The Person service wants to make an event that publishes some basic info when a person is created. So we [follow the NounAction formula]({{< ref "./style.md#naming" >}}) and come up with `PersonCreate` as our message type. We will start with a small set of fields that our subscribers care about:

```protobuf
message PersonCreate {
  // The id in the Person service database
  string id = 1;
  // The person's full name.
  string full_name = 2;
  // Person's home time zone in the IANA tz database, e.g. "US/Eastern"
  // https://en.wikipedia.org/wiki/Tz_database
  string timezone = 3;
}
```

This is a relatively simple message definition but it contains a good number of best practices, such as [commented fields]({{< ref "./style.md#comments" >}}) and [referencing code tables]({{< ref "./style.md#unnecessary-enums" >}}).

## Rev. 2: Adding address information {#r2}

(n.b. Protobuf doesn't have actual version numbers for schema, we're just doing it for the sake of the guide)

Person service wants to add information about the user's mailing address to this schema. So we go with something like this: (comments omitted in fields 1-3 to make reading a bit easier)

```protobuf
message PersonCreate {
  string id = 1;
  string full_name = 2;
  string timezone = 3;
  // The person's home address. omitted if the user elected not to provide it.
  Address address = 4;
}

message Address {
  // Street address may be 2 lines in some countries.
  repeated string street_lines = 1;
  // City/Town
  string city = 2;
  // The state/subregion of the country as defined in ISO-3166-2 e.g. "US-TX"
  string state = 3;

  // etc
}
```

So why'd we use a [sub-message]({{< ref "./style.md#sub-messages" >}}) for the Address info? The primary reason is clarity for the subscriber: If a subscriber receives a Person with no address, rather than having to check a number of address fields for blank-ness, you can instead check that the Address field is not nil/omitted. As a secondary incentive it also provides clean logical grouping.

## Rev. 3a: Clarifying name field {#r3a}

So our hypothetical Person service ran into an issue: Subscribers were parsing out the `full_name` field using e.g. `string.Split` on spaces and it was sometimes un-clear with e.g. East Asian names that put the family name first, or people with compound names, which part of the name was what.

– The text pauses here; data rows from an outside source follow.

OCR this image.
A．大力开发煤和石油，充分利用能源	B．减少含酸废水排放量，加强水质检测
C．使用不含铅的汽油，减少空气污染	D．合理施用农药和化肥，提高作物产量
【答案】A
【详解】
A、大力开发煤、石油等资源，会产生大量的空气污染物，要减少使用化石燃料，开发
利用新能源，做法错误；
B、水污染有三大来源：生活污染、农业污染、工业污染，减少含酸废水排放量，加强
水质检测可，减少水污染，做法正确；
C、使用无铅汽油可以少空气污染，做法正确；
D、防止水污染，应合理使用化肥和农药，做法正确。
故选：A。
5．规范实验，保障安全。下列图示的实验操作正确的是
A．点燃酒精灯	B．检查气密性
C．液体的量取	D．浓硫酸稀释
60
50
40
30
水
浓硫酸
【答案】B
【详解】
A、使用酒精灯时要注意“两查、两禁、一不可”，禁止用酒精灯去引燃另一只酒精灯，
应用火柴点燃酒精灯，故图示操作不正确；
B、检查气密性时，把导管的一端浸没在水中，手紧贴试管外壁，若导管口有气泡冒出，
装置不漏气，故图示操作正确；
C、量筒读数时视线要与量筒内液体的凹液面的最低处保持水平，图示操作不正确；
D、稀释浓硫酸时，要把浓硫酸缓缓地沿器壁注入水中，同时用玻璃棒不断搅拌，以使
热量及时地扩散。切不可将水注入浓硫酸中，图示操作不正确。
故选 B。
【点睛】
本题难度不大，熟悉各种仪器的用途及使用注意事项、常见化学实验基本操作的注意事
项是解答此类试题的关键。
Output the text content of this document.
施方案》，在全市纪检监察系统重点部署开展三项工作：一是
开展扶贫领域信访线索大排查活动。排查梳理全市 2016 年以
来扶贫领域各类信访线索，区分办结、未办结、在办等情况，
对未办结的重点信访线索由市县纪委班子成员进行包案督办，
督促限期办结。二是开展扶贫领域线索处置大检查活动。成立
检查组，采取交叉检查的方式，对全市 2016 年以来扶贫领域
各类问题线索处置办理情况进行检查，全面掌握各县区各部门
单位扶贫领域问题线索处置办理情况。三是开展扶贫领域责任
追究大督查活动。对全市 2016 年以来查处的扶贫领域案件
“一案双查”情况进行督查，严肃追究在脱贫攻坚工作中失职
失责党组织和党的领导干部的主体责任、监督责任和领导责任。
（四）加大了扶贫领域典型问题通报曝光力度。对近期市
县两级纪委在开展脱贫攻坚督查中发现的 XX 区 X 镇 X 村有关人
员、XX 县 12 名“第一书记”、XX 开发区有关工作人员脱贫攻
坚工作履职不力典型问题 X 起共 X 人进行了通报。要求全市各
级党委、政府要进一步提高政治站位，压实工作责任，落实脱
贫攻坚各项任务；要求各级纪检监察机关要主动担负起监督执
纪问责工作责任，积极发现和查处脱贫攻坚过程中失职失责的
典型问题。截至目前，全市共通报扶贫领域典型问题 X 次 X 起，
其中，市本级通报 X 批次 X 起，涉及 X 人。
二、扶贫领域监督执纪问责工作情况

So we make our first "deprecating" change to our schema:

```protobuf
message PersonCreate {
  string id = 1;
  string timezone = 3;
  Address address = 4;
  // Person's given name (known as "first name" in the US/Canada)
  string given_name = 5;
  // Person's family name/surname ("last name" in US/Canada)
  string family_name = 6;

  // Full name is still included in PersonCreate; we strongly recommend using
  // the given/surname instead, as full name will stop being sent after 10/2019
  string full_name = 2 [deprecated=true];
}
```

In this update, We added new fields to the schema and moved the `full_name` to the very bottom of the schema so it's visually out of the way for people reading the .proto file. The `[deprecated=true]` annotation still allows the field to be used by subscribers, but it does add annotations in some languages like Java which show the deprecation status in e.g. IDE's and compilers.

So with this update, the Person Service would continue to send the `full_name` field, so that subscribers using it can continue using it without breakage. This is necessary as there's no way that subscribers could start using given/family name in the very instant full name goes away, so we recommend as much as possible that services continue to send deprecated fields as long as possible, at least 2-3 months would be best as long as technically feasible.

## Rev. 3b: finishing the deprecation {#r3b}

So it's October now, and we want to get rid of the `full_name` field that we deprecated. It looks something like this (comments elided again for brevity):

```protobuf
message PersonCreate {
  reserved 2;

  string id = 1;
  string timezone = 3;
  Address address = 4;
  string given_name = 5;
  string family_name = 6;
}
```

the addition of `reserved 2` is simply a way of encoding that we should [not use that field ID ever again](https://developers.google.com/protocol-buffers/docs/proto3#reserved). This ensures that we don't break people on older schemas if we started using it for a different field.

Now we can stop sending `full_name` following our deprecation plan.